Bolsonaro fez ontem sua tradicional live das quintas-feiras, mas silenciou sobre Santos Cruz. O porta-voz da Presidência, general Rêgo Barros, disse que o presidente agradecia o trabalho do ex-ministro e que a dispensa não afetava “a amizade, a admiração e o respeito mútuo”. Em nota, Santos Cruz confirmou que deixava a equipe

“por decisão” do presidente e fez uma série de agradecimentos, inclusive aos deputados e senadores, “pelo relacionamento profissional respeitoso, desejando sucesso no equacionamento e na solução das necessidades e anseios de todos os brasileiros”. Nos bastidores, porém, ele sempre foi criticado no Congresso.

Pentatlo. Amigo de longa data de Bolsonaro, Santos Cruz integrou sua equipe de pentatlo militar, nos anos 80, e exerceu papel de comandante das tropas de paz da ONU no Congo e no Haiti. Conhecido pela disciplina, ele cumpriu os compromissos agendados para ontem, no Planalto, mesmo após demitido. À tarde, ele recebeu o deputado Fausto Pinato (PP-SP) e se comportou como ministro. Afirmou, por exemplo, que o Congresso deveria avançar em pautas que trouxessem arrecadação para o País, como a liberação de jogos. O deputado só soube da dispensa quando já estava no elevador.

O general é o terceiro ministro a deixar a equipe de Bolsonaro após polêmicas com a ala ideológica do governo. O primeiro foi Gustavo Bebianno, que comandava a Secretaria Geral da Presidência, e o segundo, Ricardo Vélez Rodrígues, no Ministério da Educação.

Em abril, Santos Cruz desautorizou uma ordem da Secom para que todo o material de propaganda da administração pública passasse por análise prévia da pasta. A determinação da Secom, que é subordinada à Secretaria de Governo, veio um dia depois de Bolsonaro mandar suspender a propaganda do Banco do Brasil por considerar que os comerciais – exibindo representantes da diversidade racial e sexual – tinham viés ideológico. À época, Bolsonaro não escondeu a irritação com Santos Cruz.

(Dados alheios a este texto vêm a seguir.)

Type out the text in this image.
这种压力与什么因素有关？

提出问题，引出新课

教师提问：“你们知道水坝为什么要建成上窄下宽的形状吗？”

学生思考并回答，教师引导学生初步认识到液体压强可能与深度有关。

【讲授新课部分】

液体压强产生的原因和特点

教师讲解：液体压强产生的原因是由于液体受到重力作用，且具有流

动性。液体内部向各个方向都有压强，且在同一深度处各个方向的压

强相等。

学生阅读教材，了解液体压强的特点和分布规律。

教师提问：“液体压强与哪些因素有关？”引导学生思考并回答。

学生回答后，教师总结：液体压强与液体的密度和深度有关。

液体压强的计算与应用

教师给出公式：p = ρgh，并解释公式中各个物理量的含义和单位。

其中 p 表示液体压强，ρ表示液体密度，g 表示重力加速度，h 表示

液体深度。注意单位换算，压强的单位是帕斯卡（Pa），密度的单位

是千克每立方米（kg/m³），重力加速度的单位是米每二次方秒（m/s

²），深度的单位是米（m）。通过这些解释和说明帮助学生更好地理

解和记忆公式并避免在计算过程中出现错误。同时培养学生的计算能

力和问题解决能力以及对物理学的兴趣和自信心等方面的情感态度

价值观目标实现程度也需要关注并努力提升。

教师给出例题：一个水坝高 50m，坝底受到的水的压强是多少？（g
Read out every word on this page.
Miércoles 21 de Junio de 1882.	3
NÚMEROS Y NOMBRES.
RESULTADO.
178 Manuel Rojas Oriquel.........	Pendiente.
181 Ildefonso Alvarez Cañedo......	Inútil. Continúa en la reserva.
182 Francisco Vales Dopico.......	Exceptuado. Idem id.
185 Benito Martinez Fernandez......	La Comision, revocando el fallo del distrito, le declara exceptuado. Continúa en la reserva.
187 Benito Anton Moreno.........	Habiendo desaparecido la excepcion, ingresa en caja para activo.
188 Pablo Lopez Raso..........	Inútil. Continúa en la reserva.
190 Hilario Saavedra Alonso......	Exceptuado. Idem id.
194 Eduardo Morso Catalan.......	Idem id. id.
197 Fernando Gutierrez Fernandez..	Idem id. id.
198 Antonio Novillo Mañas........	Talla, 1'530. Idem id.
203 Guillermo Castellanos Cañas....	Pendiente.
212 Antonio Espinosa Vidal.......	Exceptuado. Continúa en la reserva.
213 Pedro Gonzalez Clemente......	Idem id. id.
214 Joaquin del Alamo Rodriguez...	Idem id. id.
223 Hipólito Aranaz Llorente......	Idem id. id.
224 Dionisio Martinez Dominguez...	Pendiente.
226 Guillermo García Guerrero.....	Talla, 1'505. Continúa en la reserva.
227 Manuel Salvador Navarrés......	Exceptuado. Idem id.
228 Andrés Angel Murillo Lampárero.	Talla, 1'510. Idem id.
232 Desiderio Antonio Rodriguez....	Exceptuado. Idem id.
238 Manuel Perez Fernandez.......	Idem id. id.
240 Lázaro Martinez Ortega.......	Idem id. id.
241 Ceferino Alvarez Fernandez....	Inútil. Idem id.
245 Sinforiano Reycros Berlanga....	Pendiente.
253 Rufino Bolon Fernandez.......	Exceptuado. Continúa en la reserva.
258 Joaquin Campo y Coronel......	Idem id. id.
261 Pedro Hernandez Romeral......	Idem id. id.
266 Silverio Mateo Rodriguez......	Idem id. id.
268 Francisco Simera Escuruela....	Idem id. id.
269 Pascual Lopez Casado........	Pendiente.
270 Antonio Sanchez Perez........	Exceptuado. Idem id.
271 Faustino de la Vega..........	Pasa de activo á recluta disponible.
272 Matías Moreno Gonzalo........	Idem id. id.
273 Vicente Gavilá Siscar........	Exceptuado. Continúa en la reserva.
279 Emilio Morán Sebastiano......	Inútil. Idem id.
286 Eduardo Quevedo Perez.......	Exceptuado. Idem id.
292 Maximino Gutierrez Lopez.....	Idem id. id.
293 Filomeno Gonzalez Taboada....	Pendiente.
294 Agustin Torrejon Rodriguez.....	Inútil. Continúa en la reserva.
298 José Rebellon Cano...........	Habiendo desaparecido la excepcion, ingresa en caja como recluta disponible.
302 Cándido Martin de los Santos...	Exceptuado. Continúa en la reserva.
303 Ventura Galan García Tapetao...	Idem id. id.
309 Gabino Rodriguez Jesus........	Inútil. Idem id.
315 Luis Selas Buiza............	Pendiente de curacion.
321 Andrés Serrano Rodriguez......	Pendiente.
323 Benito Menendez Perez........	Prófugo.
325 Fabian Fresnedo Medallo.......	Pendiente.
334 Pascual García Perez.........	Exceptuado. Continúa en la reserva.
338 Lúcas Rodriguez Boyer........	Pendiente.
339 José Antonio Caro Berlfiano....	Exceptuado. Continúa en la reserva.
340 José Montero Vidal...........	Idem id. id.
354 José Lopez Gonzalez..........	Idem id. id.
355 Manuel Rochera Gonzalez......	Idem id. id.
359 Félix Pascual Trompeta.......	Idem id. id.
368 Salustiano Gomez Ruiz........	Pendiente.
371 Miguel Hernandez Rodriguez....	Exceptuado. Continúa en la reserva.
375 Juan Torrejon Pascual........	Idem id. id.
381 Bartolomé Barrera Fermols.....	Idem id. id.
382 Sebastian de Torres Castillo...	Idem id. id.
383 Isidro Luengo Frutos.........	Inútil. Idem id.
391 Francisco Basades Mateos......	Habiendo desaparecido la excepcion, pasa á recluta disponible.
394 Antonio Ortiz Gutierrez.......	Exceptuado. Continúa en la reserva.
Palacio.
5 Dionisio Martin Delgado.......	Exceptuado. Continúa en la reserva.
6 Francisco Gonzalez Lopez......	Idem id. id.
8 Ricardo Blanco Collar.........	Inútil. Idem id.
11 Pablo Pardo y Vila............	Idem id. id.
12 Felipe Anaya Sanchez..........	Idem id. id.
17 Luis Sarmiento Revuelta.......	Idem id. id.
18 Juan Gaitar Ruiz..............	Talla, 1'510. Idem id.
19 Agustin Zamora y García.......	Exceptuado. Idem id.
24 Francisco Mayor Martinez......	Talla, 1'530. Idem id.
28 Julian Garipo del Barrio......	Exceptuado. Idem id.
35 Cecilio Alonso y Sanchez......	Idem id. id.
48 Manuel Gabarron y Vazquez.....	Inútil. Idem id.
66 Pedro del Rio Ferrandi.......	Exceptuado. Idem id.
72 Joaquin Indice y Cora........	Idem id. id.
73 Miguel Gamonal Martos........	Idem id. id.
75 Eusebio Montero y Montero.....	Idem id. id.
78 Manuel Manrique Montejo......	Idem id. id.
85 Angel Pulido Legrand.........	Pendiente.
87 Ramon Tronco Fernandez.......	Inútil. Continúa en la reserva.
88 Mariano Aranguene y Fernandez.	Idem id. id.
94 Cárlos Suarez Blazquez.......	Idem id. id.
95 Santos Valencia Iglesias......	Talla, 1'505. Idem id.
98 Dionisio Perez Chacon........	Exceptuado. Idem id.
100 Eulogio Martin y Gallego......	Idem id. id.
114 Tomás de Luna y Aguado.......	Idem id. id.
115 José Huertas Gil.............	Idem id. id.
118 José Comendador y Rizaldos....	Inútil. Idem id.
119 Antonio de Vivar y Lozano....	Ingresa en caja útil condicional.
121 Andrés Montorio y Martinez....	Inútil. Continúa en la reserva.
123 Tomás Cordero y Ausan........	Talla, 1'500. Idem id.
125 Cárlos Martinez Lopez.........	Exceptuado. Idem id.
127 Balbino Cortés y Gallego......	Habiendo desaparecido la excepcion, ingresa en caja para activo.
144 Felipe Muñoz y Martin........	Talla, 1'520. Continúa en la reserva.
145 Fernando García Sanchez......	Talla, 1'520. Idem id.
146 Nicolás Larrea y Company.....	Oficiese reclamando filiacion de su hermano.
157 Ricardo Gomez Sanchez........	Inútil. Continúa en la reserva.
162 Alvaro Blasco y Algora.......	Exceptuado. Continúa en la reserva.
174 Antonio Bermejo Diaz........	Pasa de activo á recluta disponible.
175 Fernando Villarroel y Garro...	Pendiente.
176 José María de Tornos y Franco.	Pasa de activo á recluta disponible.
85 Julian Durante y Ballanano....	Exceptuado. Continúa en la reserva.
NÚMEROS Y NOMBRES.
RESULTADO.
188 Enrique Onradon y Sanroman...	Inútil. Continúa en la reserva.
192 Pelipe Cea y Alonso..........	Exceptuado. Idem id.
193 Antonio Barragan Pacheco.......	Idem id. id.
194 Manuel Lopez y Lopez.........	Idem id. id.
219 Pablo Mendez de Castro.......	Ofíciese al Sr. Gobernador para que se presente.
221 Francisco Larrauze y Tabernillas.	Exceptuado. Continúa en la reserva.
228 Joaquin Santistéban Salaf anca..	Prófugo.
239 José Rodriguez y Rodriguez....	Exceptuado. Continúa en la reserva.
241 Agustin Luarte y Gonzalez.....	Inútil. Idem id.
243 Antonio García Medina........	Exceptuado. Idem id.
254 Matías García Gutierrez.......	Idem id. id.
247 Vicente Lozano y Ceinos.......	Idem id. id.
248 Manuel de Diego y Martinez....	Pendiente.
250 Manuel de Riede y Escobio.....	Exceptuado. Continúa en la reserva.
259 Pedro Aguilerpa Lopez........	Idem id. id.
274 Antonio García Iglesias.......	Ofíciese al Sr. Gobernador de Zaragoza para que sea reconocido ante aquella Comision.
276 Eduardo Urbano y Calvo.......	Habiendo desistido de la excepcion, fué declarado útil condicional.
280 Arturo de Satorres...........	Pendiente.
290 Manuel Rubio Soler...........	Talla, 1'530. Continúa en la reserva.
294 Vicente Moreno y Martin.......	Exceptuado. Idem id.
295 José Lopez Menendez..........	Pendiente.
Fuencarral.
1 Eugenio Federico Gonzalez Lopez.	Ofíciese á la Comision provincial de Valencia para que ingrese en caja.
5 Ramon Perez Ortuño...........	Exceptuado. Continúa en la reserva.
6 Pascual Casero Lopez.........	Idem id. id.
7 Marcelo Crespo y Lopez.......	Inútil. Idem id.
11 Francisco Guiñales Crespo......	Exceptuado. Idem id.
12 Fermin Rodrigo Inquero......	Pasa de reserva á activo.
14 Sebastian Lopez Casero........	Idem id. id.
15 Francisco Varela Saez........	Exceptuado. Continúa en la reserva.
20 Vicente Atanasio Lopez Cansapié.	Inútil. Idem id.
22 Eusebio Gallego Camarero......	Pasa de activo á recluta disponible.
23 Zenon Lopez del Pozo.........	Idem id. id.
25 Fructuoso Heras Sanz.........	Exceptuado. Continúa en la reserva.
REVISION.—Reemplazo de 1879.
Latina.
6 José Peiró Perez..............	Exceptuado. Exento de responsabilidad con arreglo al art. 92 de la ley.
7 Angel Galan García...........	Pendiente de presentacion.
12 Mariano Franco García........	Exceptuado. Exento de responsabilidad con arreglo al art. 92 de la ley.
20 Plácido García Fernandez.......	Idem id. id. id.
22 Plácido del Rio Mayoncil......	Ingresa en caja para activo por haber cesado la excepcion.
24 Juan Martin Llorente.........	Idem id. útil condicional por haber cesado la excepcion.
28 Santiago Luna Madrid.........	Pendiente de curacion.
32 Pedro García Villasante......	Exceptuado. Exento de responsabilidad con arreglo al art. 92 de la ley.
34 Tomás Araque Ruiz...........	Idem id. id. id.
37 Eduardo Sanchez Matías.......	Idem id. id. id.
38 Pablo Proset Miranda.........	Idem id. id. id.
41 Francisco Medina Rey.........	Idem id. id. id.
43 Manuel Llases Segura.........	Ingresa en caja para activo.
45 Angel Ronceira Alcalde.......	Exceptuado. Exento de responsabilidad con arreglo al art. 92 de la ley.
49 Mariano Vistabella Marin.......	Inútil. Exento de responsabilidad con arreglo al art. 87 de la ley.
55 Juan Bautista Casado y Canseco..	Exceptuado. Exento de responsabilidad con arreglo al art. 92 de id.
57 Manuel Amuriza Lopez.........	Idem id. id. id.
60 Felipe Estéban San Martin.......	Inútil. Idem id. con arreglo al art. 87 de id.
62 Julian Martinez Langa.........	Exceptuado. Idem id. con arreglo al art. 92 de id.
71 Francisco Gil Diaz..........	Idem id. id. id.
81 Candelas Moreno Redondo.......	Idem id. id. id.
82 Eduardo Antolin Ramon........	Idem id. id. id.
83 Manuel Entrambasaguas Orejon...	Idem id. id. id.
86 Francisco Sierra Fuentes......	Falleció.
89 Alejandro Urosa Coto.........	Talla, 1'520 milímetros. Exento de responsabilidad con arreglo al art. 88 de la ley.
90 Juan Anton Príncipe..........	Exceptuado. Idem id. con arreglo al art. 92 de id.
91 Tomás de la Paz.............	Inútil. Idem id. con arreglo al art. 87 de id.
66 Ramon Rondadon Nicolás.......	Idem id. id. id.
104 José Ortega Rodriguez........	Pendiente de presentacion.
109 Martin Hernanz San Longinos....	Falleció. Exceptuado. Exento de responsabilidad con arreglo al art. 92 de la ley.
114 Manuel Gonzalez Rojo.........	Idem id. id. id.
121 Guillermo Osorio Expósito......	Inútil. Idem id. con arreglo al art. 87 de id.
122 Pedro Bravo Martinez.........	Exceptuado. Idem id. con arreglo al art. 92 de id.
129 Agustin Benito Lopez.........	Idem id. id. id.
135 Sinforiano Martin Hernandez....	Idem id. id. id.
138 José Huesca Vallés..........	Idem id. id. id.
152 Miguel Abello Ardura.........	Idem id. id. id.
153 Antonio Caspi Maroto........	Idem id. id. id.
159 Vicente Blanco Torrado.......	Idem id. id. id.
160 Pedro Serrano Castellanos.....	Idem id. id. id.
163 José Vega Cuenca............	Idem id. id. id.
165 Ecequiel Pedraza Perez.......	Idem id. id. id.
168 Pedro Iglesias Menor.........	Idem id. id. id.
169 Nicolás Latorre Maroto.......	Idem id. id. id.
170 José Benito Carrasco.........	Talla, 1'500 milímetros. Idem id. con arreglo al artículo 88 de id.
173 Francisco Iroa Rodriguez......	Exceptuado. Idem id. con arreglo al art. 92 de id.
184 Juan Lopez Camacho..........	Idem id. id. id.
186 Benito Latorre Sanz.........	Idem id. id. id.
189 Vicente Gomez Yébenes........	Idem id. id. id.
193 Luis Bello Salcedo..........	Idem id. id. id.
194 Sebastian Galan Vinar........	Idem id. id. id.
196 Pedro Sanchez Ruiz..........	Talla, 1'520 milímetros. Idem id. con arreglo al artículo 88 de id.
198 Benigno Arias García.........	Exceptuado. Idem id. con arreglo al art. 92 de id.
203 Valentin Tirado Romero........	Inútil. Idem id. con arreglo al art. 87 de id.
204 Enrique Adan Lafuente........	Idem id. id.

No mês passado, o general emplacou um auxiliar como presidente do Conselho de Administração da EBC, vetando Wajngarten. O núcleo olavista reforçou a ofensiva para derrubar o ministro e seguidores de Bolsonaro postaram nas redes a hashtag #ForaSantosCruz. Olavo de Carvalho chegou a escrever: “Controlar a internet, Santos Cruz? Controlar a sua boca, seu m...” Os militares saíram em defesa do ministro e conseguiram segurá-lo, mas não por muito tempo. Na prática, o grupo ideológico do governo sempre quis ter mais poder na Secom, na Educação e na Agência Brasileira de Promoção de Exportações e Investimentos (Apex).